Patients then received67Cu-SAR-bisPSMA, and were given either 4, 8, or 12 GBq for 1 or 2 doses depending on cohort allocation in a dose escalation phase. Furthermore, in a dose expansion phase, patients received 2 doses of 67Cu-SAR-bisPSMA at the recommended dose level found through dose escalation.
Most patients enrolled on the trial had bone metastases (77%) and were heavily pretreated, with 59% of patients receiving at least 3 lines of prior therapy.
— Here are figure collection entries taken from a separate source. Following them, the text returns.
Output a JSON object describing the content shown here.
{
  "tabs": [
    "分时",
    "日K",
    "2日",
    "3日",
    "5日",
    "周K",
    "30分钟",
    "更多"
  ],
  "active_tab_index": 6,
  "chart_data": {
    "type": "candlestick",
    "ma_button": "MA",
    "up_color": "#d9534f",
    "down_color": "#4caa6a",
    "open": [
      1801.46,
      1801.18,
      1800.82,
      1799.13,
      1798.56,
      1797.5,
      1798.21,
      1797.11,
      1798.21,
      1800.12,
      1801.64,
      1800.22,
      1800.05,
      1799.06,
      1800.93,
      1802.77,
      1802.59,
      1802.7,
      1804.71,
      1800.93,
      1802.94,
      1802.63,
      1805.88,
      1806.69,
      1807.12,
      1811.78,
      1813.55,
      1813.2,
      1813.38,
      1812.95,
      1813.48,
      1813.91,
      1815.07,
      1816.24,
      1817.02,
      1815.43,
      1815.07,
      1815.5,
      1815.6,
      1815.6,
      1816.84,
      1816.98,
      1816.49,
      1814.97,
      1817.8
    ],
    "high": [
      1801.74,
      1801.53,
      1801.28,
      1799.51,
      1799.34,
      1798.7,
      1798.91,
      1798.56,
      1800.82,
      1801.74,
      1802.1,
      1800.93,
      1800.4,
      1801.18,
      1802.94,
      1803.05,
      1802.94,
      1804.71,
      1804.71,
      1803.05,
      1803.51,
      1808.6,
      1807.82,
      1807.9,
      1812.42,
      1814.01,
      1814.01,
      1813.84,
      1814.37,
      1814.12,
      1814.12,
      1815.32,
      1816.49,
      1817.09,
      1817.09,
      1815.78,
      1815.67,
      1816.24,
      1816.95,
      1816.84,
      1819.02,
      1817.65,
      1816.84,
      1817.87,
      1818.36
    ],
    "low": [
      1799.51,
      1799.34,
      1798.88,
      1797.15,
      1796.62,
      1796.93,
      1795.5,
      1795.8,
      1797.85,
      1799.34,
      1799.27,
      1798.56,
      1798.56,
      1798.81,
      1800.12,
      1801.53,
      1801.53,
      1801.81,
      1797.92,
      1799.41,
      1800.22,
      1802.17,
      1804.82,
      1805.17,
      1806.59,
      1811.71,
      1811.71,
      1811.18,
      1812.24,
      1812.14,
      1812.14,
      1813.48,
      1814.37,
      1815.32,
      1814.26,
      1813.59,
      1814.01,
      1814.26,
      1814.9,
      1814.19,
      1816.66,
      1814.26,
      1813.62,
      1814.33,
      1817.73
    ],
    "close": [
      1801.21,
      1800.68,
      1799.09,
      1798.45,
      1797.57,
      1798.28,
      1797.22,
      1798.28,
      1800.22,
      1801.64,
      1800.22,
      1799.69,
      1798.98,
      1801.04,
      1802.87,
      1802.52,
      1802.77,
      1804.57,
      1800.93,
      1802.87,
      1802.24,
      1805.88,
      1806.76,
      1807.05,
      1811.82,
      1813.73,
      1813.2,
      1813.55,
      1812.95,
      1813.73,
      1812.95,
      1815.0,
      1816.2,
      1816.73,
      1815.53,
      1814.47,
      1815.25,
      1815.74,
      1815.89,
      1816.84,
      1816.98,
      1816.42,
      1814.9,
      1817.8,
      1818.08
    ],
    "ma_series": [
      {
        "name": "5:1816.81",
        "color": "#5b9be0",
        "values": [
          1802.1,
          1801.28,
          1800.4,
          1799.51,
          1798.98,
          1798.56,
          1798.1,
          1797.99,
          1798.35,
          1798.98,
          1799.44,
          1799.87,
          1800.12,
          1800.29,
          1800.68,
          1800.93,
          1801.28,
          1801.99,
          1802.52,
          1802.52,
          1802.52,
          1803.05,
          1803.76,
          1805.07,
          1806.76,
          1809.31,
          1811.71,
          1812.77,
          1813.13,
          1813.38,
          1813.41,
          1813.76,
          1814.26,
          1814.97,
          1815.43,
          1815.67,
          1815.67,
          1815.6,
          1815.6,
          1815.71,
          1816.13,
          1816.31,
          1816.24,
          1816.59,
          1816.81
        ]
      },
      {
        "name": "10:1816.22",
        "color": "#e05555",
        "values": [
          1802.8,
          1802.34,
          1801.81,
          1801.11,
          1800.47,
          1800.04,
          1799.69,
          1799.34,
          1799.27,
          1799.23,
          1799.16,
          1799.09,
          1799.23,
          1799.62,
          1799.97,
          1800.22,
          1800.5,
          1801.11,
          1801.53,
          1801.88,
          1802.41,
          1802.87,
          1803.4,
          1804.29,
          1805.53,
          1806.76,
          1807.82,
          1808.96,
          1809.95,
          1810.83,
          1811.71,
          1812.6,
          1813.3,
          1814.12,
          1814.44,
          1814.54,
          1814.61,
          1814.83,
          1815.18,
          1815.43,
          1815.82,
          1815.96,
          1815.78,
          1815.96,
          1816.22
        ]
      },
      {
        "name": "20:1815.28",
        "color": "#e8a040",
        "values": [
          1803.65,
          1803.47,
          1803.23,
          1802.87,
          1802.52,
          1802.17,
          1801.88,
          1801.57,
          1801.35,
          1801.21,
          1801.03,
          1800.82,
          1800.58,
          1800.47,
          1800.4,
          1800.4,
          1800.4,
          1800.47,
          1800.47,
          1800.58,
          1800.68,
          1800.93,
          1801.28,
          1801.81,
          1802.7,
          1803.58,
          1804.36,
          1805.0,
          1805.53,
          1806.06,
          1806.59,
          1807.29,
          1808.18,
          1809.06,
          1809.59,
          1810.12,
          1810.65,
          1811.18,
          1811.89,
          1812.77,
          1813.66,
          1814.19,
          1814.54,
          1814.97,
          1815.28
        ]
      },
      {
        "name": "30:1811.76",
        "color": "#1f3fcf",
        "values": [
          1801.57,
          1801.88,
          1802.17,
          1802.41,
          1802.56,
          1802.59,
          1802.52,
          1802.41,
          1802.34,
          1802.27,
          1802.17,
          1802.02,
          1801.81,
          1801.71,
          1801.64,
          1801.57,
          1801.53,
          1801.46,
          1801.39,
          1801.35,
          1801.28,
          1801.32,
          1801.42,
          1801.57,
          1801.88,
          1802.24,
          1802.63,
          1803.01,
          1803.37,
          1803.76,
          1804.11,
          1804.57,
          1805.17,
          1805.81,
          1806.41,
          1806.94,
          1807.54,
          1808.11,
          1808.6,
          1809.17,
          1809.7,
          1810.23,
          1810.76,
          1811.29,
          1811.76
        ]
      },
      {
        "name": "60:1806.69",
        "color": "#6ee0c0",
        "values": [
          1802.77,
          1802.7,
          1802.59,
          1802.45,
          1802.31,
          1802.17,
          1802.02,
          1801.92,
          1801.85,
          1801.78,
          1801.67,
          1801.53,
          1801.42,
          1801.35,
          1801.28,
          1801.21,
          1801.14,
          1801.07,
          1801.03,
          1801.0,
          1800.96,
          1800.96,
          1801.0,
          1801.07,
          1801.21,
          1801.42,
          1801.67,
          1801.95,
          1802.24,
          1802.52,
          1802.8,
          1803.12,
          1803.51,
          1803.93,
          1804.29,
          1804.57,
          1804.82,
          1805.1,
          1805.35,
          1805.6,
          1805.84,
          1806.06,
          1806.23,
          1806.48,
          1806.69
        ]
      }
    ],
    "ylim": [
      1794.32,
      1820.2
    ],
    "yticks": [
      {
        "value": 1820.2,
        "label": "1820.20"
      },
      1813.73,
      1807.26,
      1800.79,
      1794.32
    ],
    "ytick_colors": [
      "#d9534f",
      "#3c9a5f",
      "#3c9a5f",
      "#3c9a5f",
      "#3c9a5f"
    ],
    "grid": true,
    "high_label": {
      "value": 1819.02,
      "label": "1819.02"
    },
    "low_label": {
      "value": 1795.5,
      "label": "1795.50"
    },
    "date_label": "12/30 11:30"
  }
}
Furthermore, a median PSA level of 112.86 ng/mL (range, 0.1-1503.1) was reported.
The trial assessed the biodistribution and dosimetry of 64Cu-SAR-bisPSMA, maximum tolerated dose of 67Cu-SAR-bisPSMA, and recommended dose of 67Cu-SAR-bisPSMA. Additionally, PSA and radiographic response in 67Cu-SAR-bisPSMA was assessed, as well as safety.
Patients are receiving ongoing treatment in the highest dose cohort of multiple 12GBq doses of67Cu-SAR-bisPSMA. Recruitment into this cohort is complete and the remaining patients are undergoing safety and efficacy follow-up after receiving the second therapy dose. Of note, 1 patient experienced a PSA reduction of 98% from a baseline of 157.4 ng/mL after experiencing disease progression following multiple lines of therapy, including an androgen deprivation therapy (ADT), ARPI, and an investigational agent.
Following the completion of follow-up for cohort 4, a safety review committee meeting is planned for March 2025.